Maryland gymnastics’ junior Sanya Glauber gracefully sailed her way through her uneven bars routine, twisting her body and executing handstands with sleakness. Even with the small step to the side to keep her balance on the dismount, Glauber’s routine was good enough to lead the Terps’ bars lineup; she registered a 9.80.

But her solid score did not receive the normal reaction it would from her team. As Glauber stepped off the mat, she gave coach Brett Nelligan an obligatory high-five as she looked down at the floor.

And as she jogged over to the sideline, Glauber’s Maryland teammates gave her some more high-fives, but they did not envelope her in nearly the same frenzy of hugs and congratulations she received after her career-best 9.95 during Maryland’s Big Five meet on Feb. 26.

“Mistakes happen to everyone, and I think it’s easy to get down on yourself,” Glauber said. “Of course you don’t want to be happy about a routine that you’re not proud of, but at the same time, picking it back up after something like that happens is extremely important.”

Glauber’s performance was the lone bright spot during the Terps’ rotation on the uneven bars. Nelligan’s squad registered just a 48.475 on the apparatus, emblematic of a frustrating night for Maryland’s gymnasts. The Terps finished in last place, scoring a 195.075 en route to elimination from the NCAA tournament Friday evening.

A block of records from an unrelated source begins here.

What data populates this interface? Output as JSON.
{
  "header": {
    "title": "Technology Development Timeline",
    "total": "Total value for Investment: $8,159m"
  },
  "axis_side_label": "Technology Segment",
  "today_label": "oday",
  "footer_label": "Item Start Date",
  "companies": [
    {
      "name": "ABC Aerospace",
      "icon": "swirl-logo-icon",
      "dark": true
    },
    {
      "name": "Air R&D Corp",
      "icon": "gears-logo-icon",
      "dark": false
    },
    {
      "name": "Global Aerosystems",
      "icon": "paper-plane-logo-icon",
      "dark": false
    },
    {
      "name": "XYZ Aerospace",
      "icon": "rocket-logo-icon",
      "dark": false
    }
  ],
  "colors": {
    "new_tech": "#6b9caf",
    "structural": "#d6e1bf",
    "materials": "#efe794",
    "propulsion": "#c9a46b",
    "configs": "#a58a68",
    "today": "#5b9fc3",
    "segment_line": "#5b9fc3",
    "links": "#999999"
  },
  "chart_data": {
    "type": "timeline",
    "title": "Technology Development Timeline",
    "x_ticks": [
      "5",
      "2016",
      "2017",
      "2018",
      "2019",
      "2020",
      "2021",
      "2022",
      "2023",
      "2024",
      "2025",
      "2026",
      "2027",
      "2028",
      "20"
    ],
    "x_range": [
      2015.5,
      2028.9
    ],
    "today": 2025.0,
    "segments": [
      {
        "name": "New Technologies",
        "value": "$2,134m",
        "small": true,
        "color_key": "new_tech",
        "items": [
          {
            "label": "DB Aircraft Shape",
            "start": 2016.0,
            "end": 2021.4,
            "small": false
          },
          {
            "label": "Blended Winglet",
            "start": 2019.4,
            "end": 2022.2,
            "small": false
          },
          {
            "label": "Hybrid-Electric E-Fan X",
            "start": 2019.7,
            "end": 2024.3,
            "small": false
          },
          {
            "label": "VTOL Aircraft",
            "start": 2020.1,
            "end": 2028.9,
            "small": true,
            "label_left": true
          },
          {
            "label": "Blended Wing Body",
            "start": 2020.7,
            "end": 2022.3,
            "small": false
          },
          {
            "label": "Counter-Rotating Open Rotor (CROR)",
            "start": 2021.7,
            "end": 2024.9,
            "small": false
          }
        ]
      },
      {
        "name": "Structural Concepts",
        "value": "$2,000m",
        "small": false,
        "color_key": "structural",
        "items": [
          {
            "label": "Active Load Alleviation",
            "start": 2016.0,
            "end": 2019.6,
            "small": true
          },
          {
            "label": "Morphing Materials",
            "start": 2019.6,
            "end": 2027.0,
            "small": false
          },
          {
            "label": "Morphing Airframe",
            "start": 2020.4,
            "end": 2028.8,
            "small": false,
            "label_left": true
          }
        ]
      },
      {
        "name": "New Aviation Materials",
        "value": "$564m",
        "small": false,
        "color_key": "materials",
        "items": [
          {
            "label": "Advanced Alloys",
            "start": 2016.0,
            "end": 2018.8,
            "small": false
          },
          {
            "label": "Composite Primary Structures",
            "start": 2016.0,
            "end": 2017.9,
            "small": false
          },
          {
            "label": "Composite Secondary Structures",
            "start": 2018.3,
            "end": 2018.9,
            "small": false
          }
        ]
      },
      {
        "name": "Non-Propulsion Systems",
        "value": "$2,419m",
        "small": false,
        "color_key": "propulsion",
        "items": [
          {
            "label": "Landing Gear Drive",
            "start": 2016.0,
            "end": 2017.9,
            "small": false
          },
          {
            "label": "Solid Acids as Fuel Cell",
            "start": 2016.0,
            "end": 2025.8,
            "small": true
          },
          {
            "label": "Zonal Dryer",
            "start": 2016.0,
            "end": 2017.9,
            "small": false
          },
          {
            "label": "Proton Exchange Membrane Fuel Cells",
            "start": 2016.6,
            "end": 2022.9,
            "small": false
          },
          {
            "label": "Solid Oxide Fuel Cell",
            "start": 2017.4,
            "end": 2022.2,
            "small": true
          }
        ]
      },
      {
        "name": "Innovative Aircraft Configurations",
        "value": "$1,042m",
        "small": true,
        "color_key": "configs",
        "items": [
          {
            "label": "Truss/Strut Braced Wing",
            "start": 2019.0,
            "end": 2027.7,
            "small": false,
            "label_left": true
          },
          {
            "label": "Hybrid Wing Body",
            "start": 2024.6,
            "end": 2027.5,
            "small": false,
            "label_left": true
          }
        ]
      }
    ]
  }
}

Even with No. 15 Auburn needing to withdraw from the tournament due to positive COVID-19 tests and contact tracing protocols, Maryland knew coming in the top two to advance to the Tuscaloosa Regional final would be a tall task. It would need to put on a show and hope that one of its strong opponents — No. 1 Oklahoma or No. 23 Missouri — would make some uncharacteristic mistakes.

[Season-best beam showing propels Maryland gymnastics past Eastern Michigan, 195.525-195.475]

The Terps had a solid start to the meet on vault. Despite an unremarkable start with matching 9.75s from sophomore Reese McClure and freshman Samantha Gilbert, as well as a season-low 9.60 from senior Collea Burgess, junior Alexsis Rubio earned her third straight 9.90 to help the Terps.

And senior Audrey Barber anchored with a 9.85, executing a difficult Yurchenko one and a half, one of the more difficult skills to perform on the apparatus. The Terps earned a 48.95, and while it put them in last place early on, they were still within reach.

But their night quickly went downhill with a pair of lackluster rotations on bars and the balance beam. Maryland’s early-season struggles on the apparatus haunted it again on Friday evening. Glauber’s performance was the sole highlight, and the next highest scores were only a pair of matching 9.70s from Barber and freshman Olivia Weir.

“We were a little tight on bars, for whatever reason… I thought we were a little cautious,” Nelligan said. “They were just a little tense, a little tight, and I think it reflected in the scores.”

Nelligan’s squad’s effort to turn things around on the balance beam fell short. Despite a solid leadoff routine from Burgess that earned her a 9.725 and a career-high 9.80 from sophomore Sophia LeBlanc, a pair of falls and missteps later on hurt the Terps’ score as they notched a 48.525, their third sub-49 point performance of the meet.

But the Terps still wanted to show off their skills during the floor exercise, even if the meet was already out of reach. And for the first time all night, they found a rhythm, smoothly stringing impressive routine after impressive routine together.

[With Eastern Michigan looming, Maryland gymnastics looks for steadiness, not perfection]

“[Nelligan] basically just told us that this is our last shot, [to] give it all we’ve got and that’s all we can do,” Glauber said. “That’s kind of what he drove into us, especially last event, competing two days in a row, last meet of the season, just realizing that you can only have this meet now and you’re not going to relive it again.”

McClure led off the Maryland floor lineup with an inspired routine. With “This Is How We Do It” blaring in the Coleman Coliseum, she danced, flipped and tumbled her way to a 9.825, the best leadoff performance for the Terps on Friday.

Rubio followed up with a season-best 9.75 on floor, an event she does not normally compete in. And the Terps continued to show off their spirit. Burgess, Barber and fellow senior Sabriyya Rouse all found success, each recording over a 9.80. In the end, Maryland tallied a 49.125 on the apparatus, by far its best rotation of the night.

“Just before my routine, I was just thinking to take everything in from this entire year and put it all into this one floor routine, my last floor routine, and really just give it my all,” Burgess said.

Though they failed to advance to the final of the Tuscaloosa Regional, the Terps’ final rotation of the season was indicative of the adversities they had to overcome to make it to this stage.

From major injuries and COVID-19 contact tracing to getting past a harsh stretch of road meets, Maryland racked up a litany of accomplishments this season. It just wasn’t able to display that routinely enough on Friday night, leading to a bittersweet ending to its season.

“We’re disappointed that we didn’t advance and that we didn’t really have the night that we know we’re capable of,” Nelligan said. “But to finish it that way, I think that helps us put some closure to this year and gets us excited for the future.”